Theodore Dalrymple

Coventry blues

A trip to the multicultural Midlands

issue 03 March 2012

He who would see England’s future should be separated for a while from the better parts of London and sent (literally, not metaphorically) to Coventry. There, amid the hideous and dilapidating buildings of a failed modernism, he will see precincts with half the shops boarded up, where youths in hoodies skateboard all day along the walkways, the prematurely aged, fat and crippled unemployed occupy themselves in the search for cheap imported junk in such shops as remain open, and the lurkers, muggers and dealers wait for nightfall.

I stayed four nights in Coventry, in a hotel whose nearest architectural equivalent was the hotel in which I had once stayed in Makhachkala, in ex-Soviet Dagestan. At reception, there were three notices:

SAFE KEYS ARE NOT HELD ON THE PREMISES OVERNIGHT

IMPORTANT NOTICE: NO CASH IS KEPT ON THESE PREMISES OVERNIGHT

THE HOTEL DOES NOT ACCEPT RESPONSIBILITY FOR ANY ITEMS LEFT IN THE HOTEL

Thus encouraged, and in need of a drink, I went to the bar called Rogues. At the entrance was another notice: no hoodies or tracksuits. no shorts or baseball caps.
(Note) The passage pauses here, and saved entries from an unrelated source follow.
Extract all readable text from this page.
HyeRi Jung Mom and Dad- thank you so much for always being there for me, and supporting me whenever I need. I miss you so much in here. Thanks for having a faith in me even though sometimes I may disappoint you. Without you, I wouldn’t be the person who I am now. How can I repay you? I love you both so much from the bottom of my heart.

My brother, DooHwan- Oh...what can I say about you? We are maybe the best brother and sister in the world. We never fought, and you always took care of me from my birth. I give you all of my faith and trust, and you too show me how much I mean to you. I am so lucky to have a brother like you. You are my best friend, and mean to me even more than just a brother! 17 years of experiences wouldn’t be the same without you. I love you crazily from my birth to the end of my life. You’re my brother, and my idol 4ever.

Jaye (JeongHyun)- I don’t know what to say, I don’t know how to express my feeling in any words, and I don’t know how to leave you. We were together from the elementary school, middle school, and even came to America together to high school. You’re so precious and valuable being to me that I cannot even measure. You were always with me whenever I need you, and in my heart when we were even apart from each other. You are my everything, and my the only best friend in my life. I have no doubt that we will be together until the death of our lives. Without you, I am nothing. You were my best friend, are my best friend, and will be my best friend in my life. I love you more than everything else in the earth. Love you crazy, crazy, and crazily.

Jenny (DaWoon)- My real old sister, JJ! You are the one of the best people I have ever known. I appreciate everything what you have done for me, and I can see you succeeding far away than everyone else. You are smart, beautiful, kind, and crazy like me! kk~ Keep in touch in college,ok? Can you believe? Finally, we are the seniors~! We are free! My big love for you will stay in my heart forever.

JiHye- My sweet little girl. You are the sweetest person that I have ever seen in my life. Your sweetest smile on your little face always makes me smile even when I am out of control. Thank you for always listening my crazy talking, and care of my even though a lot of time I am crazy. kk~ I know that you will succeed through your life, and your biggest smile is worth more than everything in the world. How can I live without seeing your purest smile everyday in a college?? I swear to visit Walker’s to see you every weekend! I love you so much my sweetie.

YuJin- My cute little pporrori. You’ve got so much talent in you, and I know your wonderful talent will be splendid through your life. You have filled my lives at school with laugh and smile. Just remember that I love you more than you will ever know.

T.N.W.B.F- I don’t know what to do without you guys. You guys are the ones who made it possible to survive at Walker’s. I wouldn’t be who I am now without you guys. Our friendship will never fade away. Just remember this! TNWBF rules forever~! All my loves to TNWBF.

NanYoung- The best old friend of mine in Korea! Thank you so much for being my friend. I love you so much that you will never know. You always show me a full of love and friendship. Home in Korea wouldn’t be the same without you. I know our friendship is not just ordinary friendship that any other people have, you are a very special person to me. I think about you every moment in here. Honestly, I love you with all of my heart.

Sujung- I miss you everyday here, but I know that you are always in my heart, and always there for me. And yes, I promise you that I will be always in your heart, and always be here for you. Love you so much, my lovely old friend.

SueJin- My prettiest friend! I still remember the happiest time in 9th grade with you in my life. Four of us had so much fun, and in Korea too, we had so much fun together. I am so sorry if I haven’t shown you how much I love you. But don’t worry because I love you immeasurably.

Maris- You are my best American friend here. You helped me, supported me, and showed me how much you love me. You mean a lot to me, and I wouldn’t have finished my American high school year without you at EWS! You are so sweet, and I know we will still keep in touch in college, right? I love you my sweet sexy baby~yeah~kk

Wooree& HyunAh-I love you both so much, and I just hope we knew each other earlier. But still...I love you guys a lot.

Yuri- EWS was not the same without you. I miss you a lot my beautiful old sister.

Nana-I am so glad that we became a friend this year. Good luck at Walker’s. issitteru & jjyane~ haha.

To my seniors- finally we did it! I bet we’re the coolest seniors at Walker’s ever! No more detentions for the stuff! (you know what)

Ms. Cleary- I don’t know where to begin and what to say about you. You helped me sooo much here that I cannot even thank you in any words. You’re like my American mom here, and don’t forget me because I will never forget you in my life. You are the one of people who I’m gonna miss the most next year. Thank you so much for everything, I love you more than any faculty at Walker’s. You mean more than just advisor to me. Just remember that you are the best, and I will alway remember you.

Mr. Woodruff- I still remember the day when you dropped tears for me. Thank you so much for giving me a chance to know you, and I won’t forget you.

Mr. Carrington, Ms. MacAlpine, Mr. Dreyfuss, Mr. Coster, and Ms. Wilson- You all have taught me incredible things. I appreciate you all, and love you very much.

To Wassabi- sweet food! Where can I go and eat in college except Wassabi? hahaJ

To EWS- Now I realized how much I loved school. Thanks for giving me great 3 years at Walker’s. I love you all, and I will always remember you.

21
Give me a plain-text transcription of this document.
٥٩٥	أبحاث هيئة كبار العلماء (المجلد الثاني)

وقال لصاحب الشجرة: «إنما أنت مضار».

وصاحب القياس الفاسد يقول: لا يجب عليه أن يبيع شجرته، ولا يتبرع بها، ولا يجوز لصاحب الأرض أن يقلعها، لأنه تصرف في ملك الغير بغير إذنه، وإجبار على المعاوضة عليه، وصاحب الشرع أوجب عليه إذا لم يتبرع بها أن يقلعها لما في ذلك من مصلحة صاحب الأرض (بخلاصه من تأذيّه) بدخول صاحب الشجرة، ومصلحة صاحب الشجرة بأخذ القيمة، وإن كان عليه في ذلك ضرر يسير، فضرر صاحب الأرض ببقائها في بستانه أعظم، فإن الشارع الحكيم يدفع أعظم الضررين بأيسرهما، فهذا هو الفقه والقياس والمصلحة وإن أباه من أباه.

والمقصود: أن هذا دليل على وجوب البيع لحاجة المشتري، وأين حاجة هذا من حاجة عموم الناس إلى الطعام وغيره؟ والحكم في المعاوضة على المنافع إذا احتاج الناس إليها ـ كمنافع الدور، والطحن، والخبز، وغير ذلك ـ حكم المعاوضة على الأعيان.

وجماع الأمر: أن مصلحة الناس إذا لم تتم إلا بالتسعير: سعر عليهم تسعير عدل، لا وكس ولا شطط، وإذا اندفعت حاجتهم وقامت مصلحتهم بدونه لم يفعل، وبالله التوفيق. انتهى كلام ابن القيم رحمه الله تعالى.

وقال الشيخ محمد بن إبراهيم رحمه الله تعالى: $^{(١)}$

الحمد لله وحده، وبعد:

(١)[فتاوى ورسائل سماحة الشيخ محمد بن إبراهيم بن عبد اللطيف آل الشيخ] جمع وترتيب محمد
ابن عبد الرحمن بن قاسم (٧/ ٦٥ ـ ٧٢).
Someone had applied the theories of Lombroso to modes of dress, no doubt correctly.

In the bar, a large screen relayed football and loudspeakers pop music. This meant that anyone who wanted to make himself heard — and there were plenty who did — had to shout. There is nothing quite like shouting to reveal the banality of what is being said.

There were two large banqueting halls (low-ceilinged and claustrophobic despite the size) on the floor on which my bedroom was situated. Every night they filled with hundreds of evangelical Christian Nigerians wailing their sins away, while downstairs in the Rogues’ bar the white men cursed Rio Ferdinand, or some other great man.